Entretien avec Charlène GUEGUEN

Charlène GUEGUEN

03 février, 2022

En 2021, la psychologue Charlène Guéguen s’est vu décerner une Bourse de Recherche pour son « postdoc » intitulé « Étude qualitative de l’expérience subjective de la maternité chez des adolescentes en Ile-de-France » à l’université de Paris. C’est une première : il n’y a pas eu, en France, d’étude qualitative sur la trajectoire des femmes devenues mères dans leur adolescence.

 

Combien de femmes sont-elles concernées en France ?

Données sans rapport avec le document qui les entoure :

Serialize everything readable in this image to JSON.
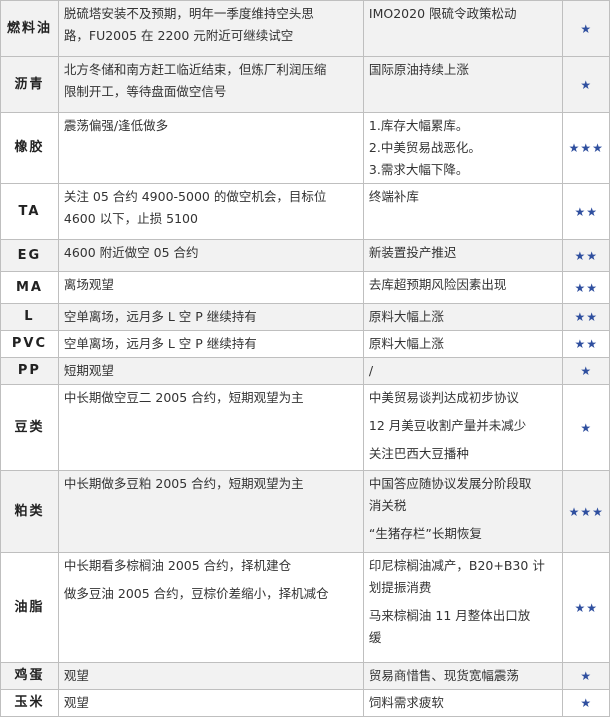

En 2019, en France, 12 000 mères avaient 20 ans ou moins, ce qui représente moins de 2% des naissances la même année dans le pays. En 2018, 680 mères étaient âgées de 16 ans, 1177 mères étaient âgées de 17 ans et 2339 mères étaient âgées de 18 ans. Cette proportion est en légère baisse depuis une trentaine d’années après avoir fortement diminué dans les années 1970 et 1980, conséquence des lois autorisant la contraception médicalisée puis l’avortement. D’ailleurs, le discours public sur la question des grossesses précoces reste massivement associé aux thématiques de la contraception et de l’IVG, laissant de côté la réalité du vécu de ces mères mineures et des besoins d’accompagnement qui en découlent.

 

À quels risques sont confrontés les très jeunes mères et leurs enfants ?
Multiples sur le plan de la protection de l’enfance, les enjeux se déploient sur un double versant. D’une part, celui des adolescentes qui deviennent mères, avec des risques psychopathologiques (dépression, addictions) ; sociaux (décrochage scolaire, insertions professionnelles plus difficiles, ruptures familiales) et médicaux (rupture des soins, grossesses non suivies). D’autre part, celui de leurs enfants, avec la vulnérabilité des premiers liens mère-enfants et une fréquence accrue des troubles psychopathologiques. Les études conduites sur ces divers facteurs de vulnérabilité révèlent le manque de prises en charge spécifiques.

 

Quels sont les objectifs de votre recherche ?
Cette recherche vise à comprendre les processus psychodynamiques à l’œuvre chez la jeune mère et à évaluer la qualité de la relation mère-bébé dans le cas d’une maternité adolescente, afin de mettre en œuvre des outils de prévention et de protection de l’enfance adaptés. Nous nous intéresserons notamment à l’entourage et la qualité de l’environnement, y compris la possibilité des prises en charge médicales et sociales de la mère et l’enfant.

 

Quelle méthodologie suivez-vous ?

Il s’agit d’une étude exploratoire sur un sujet novateur. Nous faisons donc appel à une méthodologie qualitative, avec des entretiens semi-directifs sur le vécu subjectif de la maternité chez les adolescentes durant la grossesse et jusqu’aux deux ans de l’enfant. Nous pourrons ainsi retracer le vécu rétrospectif de la mère, la façon dont elle déploie le récit de sa grossesse et des premiers mois en tant que mère, ainsi que son vécu actuel.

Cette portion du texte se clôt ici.